Roma, 6 apr. (askanews) - "Se la Lombardia avesse voluto, avrebbe potuto fare di Alzano e Nembro Zona Rossa". Così il presidente del consiglio Giuseppe Conte, in una nota al quotidiano online Tpi.it (diretto da Giulio Gambino), chiarisce la posizione del Governo circa le polemiche emerse a seguito della pubblicazione della nota riservata dell'Istituto superiore della sanità dei primi giorni di marzo in cui l'ISS riteneva opportuno l'inserimento dei due Comuni lombardi nella cosiddetta "zona rossa".

"Non vi è argomento da parte della Regione Lombardia per muovere contestazioni al Governo nazionale o ad altre Autorità locali. Se la Regione Lombardia ritiene che la creazione di nuove zone rosse andasse disposta prima, con riguardo all'intero territorio regionale o a singoli comuni, avrebbe potuto tranquillamente creare "zone rosse", in piena autonomia", puntualizza Conte.

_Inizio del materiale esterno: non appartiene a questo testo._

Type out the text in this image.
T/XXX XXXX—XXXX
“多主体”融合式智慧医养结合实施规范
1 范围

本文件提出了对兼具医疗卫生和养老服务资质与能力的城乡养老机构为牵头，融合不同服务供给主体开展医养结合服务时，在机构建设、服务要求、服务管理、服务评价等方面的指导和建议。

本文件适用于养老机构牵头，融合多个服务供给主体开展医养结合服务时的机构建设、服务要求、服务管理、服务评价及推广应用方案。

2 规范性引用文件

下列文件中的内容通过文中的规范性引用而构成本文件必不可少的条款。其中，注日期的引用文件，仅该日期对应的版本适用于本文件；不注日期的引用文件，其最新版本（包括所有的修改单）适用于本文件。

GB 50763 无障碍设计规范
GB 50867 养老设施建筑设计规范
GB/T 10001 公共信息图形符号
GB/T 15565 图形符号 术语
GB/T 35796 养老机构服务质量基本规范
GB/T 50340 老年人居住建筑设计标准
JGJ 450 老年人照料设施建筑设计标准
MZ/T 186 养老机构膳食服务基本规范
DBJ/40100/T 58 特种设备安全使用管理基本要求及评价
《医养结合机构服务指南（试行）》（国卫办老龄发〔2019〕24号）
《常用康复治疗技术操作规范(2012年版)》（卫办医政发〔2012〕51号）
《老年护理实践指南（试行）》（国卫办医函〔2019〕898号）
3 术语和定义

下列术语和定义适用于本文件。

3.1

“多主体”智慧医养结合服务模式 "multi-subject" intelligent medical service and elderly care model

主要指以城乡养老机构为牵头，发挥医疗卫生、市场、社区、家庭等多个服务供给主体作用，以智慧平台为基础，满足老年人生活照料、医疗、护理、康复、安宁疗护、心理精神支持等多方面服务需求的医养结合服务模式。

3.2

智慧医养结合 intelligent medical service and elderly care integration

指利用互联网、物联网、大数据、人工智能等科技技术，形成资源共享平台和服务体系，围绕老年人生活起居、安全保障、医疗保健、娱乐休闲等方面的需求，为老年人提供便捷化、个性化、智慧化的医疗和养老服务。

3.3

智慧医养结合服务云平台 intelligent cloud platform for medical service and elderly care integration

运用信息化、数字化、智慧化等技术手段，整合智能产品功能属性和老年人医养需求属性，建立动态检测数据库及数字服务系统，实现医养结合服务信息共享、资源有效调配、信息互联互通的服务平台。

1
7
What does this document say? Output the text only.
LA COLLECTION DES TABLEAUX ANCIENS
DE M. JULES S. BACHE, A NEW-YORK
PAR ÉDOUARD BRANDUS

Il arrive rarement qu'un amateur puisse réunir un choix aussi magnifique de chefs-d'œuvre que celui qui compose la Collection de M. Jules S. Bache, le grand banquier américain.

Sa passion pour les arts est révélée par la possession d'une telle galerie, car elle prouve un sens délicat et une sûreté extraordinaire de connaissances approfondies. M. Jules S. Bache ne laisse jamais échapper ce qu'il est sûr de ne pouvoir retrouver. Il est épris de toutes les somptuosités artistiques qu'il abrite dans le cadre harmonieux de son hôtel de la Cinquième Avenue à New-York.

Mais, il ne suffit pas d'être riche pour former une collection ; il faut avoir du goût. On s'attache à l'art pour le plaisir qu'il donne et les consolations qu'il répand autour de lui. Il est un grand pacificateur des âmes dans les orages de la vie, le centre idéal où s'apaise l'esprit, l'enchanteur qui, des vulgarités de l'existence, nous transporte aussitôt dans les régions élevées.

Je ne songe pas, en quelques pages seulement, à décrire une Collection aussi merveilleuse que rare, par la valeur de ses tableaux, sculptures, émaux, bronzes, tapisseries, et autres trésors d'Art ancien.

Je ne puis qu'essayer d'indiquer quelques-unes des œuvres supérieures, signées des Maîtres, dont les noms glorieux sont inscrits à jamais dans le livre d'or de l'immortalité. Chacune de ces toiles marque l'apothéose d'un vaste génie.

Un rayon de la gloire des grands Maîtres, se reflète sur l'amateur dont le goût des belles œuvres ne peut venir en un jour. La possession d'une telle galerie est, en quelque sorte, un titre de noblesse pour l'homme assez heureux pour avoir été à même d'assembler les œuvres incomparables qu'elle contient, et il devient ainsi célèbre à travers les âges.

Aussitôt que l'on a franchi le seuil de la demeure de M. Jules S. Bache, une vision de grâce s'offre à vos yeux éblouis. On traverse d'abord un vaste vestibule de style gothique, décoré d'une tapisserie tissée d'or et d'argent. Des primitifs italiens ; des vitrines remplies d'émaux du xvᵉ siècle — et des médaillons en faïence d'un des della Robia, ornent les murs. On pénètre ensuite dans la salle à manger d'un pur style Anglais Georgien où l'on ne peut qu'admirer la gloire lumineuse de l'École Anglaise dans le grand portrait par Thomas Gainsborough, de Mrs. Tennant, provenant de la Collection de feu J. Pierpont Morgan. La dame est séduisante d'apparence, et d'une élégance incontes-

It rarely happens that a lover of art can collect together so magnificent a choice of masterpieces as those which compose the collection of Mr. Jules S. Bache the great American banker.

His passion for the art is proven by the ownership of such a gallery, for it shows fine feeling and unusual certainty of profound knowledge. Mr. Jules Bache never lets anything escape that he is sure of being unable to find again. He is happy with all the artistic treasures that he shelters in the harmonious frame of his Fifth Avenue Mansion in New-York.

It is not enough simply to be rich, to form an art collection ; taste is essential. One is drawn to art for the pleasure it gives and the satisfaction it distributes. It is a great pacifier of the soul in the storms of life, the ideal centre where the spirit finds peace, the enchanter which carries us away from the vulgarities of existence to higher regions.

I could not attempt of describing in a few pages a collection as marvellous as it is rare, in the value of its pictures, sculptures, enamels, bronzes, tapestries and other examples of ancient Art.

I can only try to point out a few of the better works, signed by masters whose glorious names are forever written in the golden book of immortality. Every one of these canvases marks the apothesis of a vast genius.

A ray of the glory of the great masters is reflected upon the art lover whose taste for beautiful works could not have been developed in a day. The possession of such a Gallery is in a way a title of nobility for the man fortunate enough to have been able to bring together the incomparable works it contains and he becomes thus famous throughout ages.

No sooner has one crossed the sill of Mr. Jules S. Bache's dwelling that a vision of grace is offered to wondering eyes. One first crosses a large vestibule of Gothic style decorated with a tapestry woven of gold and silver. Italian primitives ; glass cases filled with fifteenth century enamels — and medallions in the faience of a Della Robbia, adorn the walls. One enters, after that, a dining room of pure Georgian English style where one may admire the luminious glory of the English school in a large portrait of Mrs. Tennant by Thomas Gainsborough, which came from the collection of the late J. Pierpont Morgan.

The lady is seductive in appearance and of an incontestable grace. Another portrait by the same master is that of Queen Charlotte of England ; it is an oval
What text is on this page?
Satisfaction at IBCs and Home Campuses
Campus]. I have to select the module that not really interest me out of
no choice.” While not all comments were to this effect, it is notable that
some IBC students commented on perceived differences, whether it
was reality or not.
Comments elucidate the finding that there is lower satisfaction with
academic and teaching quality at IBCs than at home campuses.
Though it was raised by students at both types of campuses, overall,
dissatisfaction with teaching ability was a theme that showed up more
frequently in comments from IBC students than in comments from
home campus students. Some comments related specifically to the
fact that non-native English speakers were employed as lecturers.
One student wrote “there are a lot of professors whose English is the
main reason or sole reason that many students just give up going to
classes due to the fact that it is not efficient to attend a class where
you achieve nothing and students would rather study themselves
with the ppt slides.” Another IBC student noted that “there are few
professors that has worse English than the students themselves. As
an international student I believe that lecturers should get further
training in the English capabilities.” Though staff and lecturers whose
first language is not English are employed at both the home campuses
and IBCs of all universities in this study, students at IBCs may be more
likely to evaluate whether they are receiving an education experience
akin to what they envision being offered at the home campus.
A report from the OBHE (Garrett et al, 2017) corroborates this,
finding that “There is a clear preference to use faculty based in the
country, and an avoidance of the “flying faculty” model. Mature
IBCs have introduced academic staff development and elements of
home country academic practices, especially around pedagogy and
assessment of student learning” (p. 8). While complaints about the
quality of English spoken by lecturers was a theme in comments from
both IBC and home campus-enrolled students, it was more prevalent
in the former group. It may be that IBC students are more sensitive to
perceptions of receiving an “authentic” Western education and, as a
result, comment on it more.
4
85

"Si fa presente - continua la nota del Presidente Conte - che le Regioni non sono mai state esautorate del potere di adottare ordinanze contingibili e urgenti".

"Al pari di quanto hanno fatto altre Regioni - conclude Conte - come il Lazio, la Basilicata e la Calabria, nei cui territori, con ordinanza, sono state create "zone rosse" limitatamente al territorio di specifici comuni".